Administrator control and cost monitoring

Administrators manage user access and costs primarily through the compute pools associated with Streamlit apps.

A user’s role must have the USAGE privilege on a compute pool to create and run a Streamlit app in a workspace. In addition, the compute pool must allow the STREAMLIT workload type through the ALLOWED_SPCS_WORKLOAD_TYPES parameter. The default value for this parameter is ALL, which includes STREAMLIT.

To learn more about compute pool workloads, see Snowpark Container Services: Working with compute pools.

Disable Streamlit app execution

Administrators can restrict Streamlit app execution in Workspaces in multiple ways:

Remove USAGE on the compute pool

Removing the USAGE privilege from a role on a compute pool prevents that role from using that compute pool, including running Streamlit apps.

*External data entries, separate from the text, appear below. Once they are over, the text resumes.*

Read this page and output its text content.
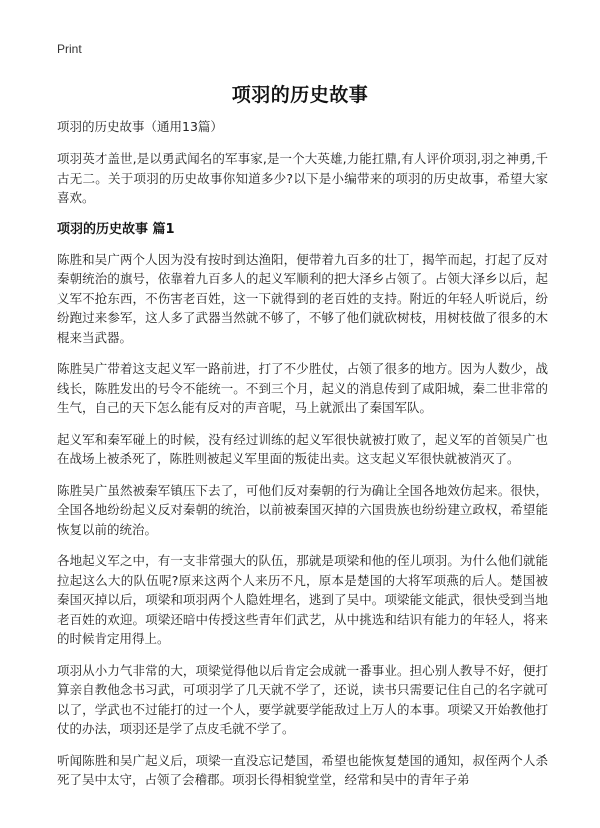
Print
项羽的历史故事

项羽的历史故事（通用13篇）

项羽英才盖世,是以勇武闻名的军事家,是一个大英雄,力能扛鼎,有人评价项羽,羽之神勇,千古无二。关于项羽的历史故事你知道多少?以下是小编带来的项羽的历史故事，希望大家喜欢。

项羽的历史故事 篇1

陈胜和吴广两个人因为没有按时到达渔阳，便带着九百多的壮丁，揭竿而起，打起了反对秦朝统治的旗号，依靠着九百多人的起义军顺利的把大泽乡占领了。占领大泽乡以后，起义军不抢东西，不伤害老百姓，这一下就得到的老百姓的支持。附近的年轻人听说后，纷纷跑过来参军，这人多了武器当然就不够了，不够了他们就砍树枝，用树枝做了很多的木棍来当武器。

陈胜吴广带着这支起义军一路前进，打了不少胜仗，占领了很多的地方。因为人数少，战线长，陈胜发出的号令不能统一。不到三个月，起义的消息传到了咸阳城，秦二世非常的生气，自己的天下怎么能有反对的声音呢，马上就派出了秦国军队。

起义军和秦军碰上的时候，没有经过训练的起义军很快就被打败了，起义军的首领吴广也在战场上被杀死了，陈胜则被起义军里面的叛徒出卖。这支起义军很快就被消灭了。

陈胜吴广虽然被秦军镇压下去了，可他们反对秦朝的行为确让全国各地效仿起来。很快，全国各地纷纷起义反对秦朝的统治，以前被秦国灭掉的六国贵族也纷纷建立政权，希望能恢复以前的统治。

各地起义军之中，有一支非常强大的队伍，那就是项梁和他的侄儿项羽。为什么他们就能拉起这么大的队伍呢?原来这两个人来历不凡，原本是楚国的大将军项燕的后人。楚国被秦国灭掉以后，项梁和项羽两个人隐姓埋名，逃到了吴中。项梁能文能武，很快受到当地老百姓的欢迎。项梁还暗中传授这些青年们武艺，从中挑选和结识有能力的年轻人，将来的时候肯定用得上。

项羽从小力气非常的大，项梁觉得他以后肯定会成就一番事业。担心别人教导不好，便打算亲自教他念书习武，可项羽学了几天就不学了，还说，读书只需要记住自己的名字就可以了，学武也不过能打的过一个人，要学就要学能敌过上万人的本事。项梁又开始教他打仗的办法，项羽还是学了点皮毛就不学了。

听闻陈胜和吴广起义后，项梁一直没忘记楚国，希望也能恢复楚国的通知，叔侄两个人杀死了吴中太守，占领了会稽郡。项羽长得相貌堂堂，经常和吴中的青年子弟
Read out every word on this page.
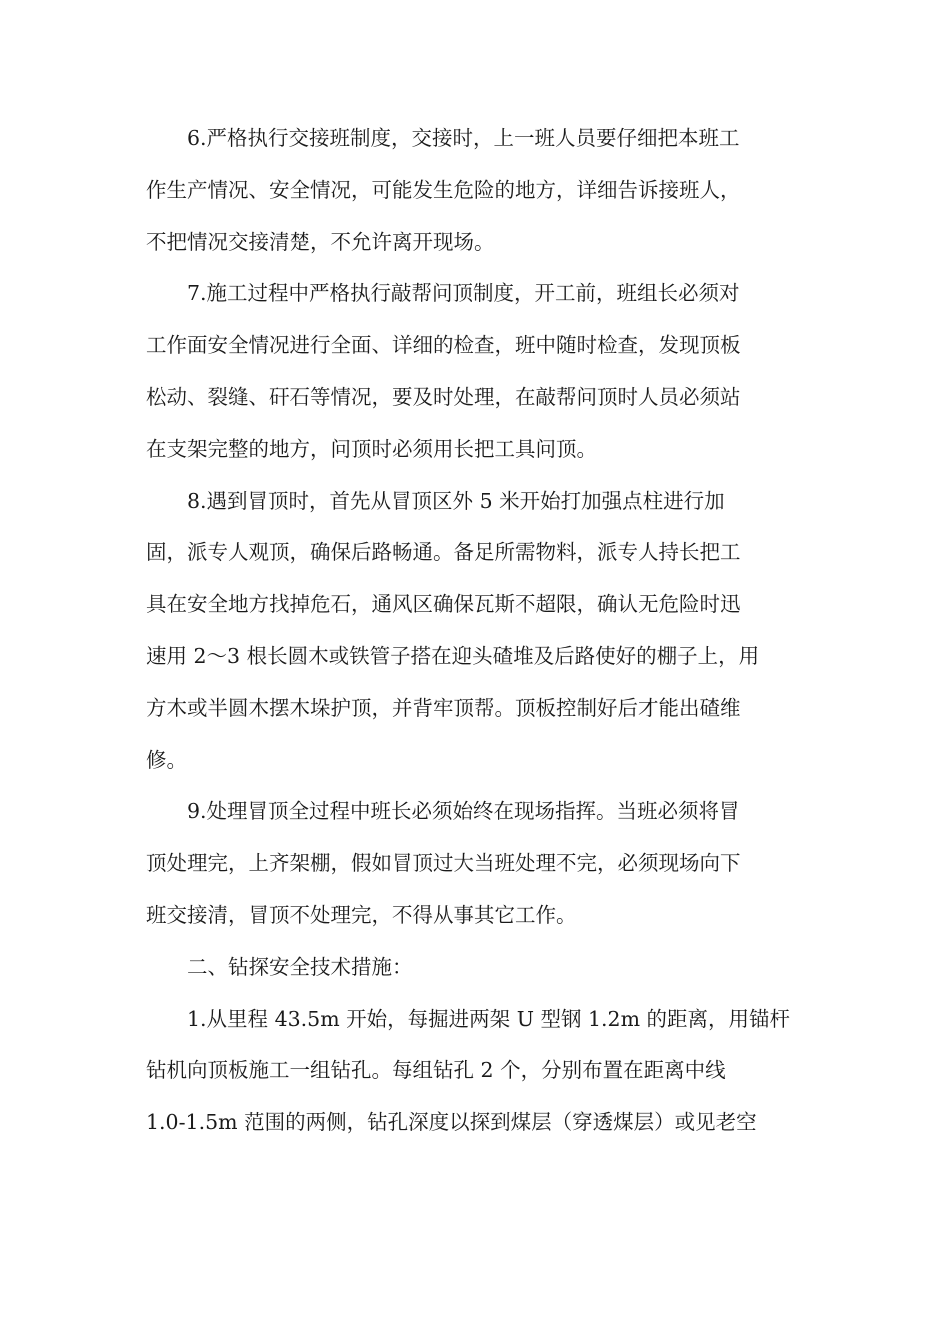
6.严格执行交接班制度，交接时，上一班人员要仔细把本班工
作生产情况、安全情况，可能发生危险的地方，详细告诉接班人，
不把情况交接清楚，不允许离开现场。

7.施工过程中严格执行敲帮问顶制度，开工前，班组长必须对
工作面安全情况进行全面、详细的检查，班中随时检查，发现顶板
松动、裂缝、矸石等情况，要及时处理，在敲帮问顶时人员必须站
在支架完整的地方，问顶时必须用长把工具问顶。

8.遇到冒顶时，首先从冒顶区外 5 米开始打加强点柱进行加
固，派专人观顶，确保后路畅通。备足所需物料，派专人持长把工
具在安全地方找掉危石，通风区确保瓦斯不超限，确认无危险时迅
速用 2～3 根长圆木或铁管子搭在迎头碴堆及后路使好的棚子上，用
方木或半圆木摆木垛护顶，并背牢顶帮。顶板控制好后才能出碴维
修。

9.处理冒顶全过程中班长必须始终在现场指挥。当班必须将冒
顶处理完，上齐架棚，假如冒顶过大当班处理不完，必须现场向下
班交接清，冒顶不处理完，不得从事其它工作。

二、钻探安全技术措施：

1.从里程 43.5m 开始，每掘进两架 U 型钢 1.2m 的距离，用锚杆
钻机向顶板施工一组钻孔。每组钻孔 2 个，分别布置在距离中线
1.0-1.5m 范围的两侧，钻孔深度以探到煤层（穿透煤层）或见老空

Restrict workload types on all compute pools

Administrators can restrict Streamlit app execution while still permitting other workloads using two account-level parameters. This affects all roles in the account.

Any role that has USAGE on the compute pool can still run other allowed workload types as specified by the parameters.

Monitor costs

Administrators can monitor consumption per compute pool. Snowflake recommends provisioning a unique compute pool for each role to view role-level consumption. To manage spend, administrators can apply budgets on specific compute pools.